ALS Heavy Rescues: (2) medics per unit per company: [min 1]          (42)


                Paramedic Officers: (1) per unit per vehicle                                                   (21)

                10@1; 11@8; 12@ 33; 13@19; 14@15; 15@12; 16@21; 17@34]

                Paramedic Training/Infectious Disease Control:                                        (6)

                Total:  (3) BC   (6) Capt   (18 Lts)   316 Paramedics  =   Total Medics:  327

                 Daily Assigned Medics:  109                                   Minimum on Duty: 63  

                Leave: Kelly Days:  (16) per Day          Vacation Spots: (15) per day

Cost Savings/Revenue Increases

·         Reduction in number of Medics:  approximately 350

                                [This is equivalent to approximately 40 Full-time positions]

·         Additional savings:            

o        training/CME reductions/

o       Supplies; drugs; equipment reductions

o       Reduced wear on units

·         Revenue:  increase number of calls handled by CFD units

Enhancements with personnel savings:

o       Increase in number of transport units from 32 to 36 [BLS, existing personnel]
o       Increase in Heavy Rescues to (7) from (5) [24 positions] 

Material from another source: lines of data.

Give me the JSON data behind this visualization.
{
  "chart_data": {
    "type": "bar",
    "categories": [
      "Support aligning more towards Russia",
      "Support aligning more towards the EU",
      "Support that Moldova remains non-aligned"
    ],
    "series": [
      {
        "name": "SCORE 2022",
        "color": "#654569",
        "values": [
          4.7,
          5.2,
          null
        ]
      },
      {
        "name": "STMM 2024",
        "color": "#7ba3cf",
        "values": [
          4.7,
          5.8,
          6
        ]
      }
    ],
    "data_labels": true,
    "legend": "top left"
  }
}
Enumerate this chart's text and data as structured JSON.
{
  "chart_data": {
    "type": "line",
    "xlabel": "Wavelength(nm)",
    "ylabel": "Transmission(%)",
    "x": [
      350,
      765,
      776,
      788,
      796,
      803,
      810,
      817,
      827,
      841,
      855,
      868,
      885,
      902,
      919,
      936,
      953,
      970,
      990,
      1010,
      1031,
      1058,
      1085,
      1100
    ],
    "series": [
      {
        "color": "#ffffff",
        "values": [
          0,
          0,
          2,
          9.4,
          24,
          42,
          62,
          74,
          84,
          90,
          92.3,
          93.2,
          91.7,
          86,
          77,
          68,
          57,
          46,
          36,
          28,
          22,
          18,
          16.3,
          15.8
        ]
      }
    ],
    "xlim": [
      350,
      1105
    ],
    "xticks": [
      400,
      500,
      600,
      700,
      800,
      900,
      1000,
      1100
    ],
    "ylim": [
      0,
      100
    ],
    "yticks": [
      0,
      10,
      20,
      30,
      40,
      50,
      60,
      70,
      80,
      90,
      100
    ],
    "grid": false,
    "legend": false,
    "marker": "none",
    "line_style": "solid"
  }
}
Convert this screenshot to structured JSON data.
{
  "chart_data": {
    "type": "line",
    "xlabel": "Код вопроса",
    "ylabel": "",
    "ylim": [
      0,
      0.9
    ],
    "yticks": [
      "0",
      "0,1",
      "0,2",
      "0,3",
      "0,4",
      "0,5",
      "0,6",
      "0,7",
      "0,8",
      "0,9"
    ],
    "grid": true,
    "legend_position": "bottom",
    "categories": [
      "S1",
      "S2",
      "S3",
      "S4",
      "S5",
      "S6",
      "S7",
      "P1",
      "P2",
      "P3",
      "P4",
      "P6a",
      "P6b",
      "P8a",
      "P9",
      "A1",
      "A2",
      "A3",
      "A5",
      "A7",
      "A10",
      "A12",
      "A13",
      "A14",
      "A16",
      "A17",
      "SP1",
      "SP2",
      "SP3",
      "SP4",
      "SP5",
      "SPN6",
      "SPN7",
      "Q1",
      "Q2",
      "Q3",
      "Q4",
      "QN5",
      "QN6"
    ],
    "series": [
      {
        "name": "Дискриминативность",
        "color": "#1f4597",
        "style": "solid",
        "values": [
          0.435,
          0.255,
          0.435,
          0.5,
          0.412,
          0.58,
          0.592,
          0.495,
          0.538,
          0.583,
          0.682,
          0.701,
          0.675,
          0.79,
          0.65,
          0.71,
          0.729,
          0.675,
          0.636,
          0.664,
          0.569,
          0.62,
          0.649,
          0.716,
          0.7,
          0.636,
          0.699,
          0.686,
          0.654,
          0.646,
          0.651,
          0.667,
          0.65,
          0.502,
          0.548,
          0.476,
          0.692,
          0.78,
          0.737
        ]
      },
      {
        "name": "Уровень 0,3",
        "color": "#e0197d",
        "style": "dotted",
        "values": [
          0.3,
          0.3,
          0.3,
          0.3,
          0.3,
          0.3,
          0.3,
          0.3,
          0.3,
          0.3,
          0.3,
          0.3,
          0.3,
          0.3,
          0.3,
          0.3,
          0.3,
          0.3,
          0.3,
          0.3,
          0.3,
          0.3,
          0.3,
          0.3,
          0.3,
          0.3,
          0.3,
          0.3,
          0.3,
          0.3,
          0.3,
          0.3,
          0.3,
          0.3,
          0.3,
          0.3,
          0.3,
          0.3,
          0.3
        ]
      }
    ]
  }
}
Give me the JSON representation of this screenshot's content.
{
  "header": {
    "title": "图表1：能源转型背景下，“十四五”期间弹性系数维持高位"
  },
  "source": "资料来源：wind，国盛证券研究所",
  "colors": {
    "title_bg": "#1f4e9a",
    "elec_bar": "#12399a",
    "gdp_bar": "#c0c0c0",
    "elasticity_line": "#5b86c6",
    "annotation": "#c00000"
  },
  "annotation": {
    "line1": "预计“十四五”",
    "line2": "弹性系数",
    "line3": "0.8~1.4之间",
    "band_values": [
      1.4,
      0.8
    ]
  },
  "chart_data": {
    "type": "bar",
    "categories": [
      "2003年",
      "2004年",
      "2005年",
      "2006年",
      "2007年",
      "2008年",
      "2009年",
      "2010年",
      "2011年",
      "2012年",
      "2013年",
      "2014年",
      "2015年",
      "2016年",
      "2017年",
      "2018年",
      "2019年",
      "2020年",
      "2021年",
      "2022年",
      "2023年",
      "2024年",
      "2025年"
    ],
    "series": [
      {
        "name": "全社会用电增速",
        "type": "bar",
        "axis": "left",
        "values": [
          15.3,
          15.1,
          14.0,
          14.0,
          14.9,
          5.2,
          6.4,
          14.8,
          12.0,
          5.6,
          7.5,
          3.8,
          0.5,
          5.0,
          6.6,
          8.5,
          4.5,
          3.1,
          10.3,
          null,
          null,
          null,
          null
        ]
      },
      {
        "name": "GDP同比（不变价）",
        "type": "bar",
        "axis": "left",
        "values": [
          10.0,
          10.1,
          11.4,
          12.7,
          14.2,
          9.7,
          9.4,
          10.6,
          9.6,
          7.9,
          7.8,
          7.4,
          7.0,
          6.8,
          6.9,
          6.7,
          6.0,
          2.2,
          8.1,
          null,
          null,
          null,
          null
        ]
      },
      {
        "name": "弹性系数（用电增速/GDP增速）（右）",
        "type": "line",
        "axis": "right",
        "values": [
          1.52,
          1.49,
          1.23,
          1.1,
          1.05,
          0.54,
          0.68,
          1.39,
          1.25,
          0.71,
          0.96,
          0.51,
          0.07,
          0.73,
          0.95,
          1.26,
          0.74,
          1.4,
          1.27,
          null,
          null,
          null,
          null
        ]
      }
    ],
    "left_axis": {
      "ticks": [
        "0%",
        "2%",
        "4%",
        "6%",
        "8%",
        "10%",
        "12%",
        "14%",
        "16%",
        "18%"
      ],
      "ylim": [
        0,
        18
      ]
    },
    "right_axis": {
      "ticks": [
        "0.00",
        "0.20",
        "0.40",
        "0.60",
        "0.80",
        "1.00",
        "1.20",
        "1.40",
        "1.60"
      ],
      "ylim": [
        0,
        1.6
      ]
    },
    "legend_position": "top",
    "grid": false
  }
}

                              o       With streamlining of Kelly Day and Vacation Schedules:

o       Construction and Staffing:

§         Station 35 [Far east-Waggoner Road]     [Engine Only]

§         Station 36 [Northeast- Harlem Rd]            [Engine Only]

 Projected Outcomes:

 Taken together,  the service enhancements to the EMS program; improvements in Dispatching methodology; improved resource management and deployment; and related adjustments to the amount of Apparatus and number of firehouses will significantly improve the effectiveness of the Columbus Division of Fire while improving the cost-benefit relationship.  Beyond the ideas contained within this brief plan, there are likely many other solutions to the challenges inherent in providing Fire/EMS services in an expanding City without dramatically increasing costs.  Many of these solutions will be found by partnering with the members of the department and the firefighters union—IAFF 67.  If each of the stakeholders involved participates with honesty and openness and the desire to truly find solutions to the challenges the CFD faces; then the department can truly begin a new era of dedication and effective service.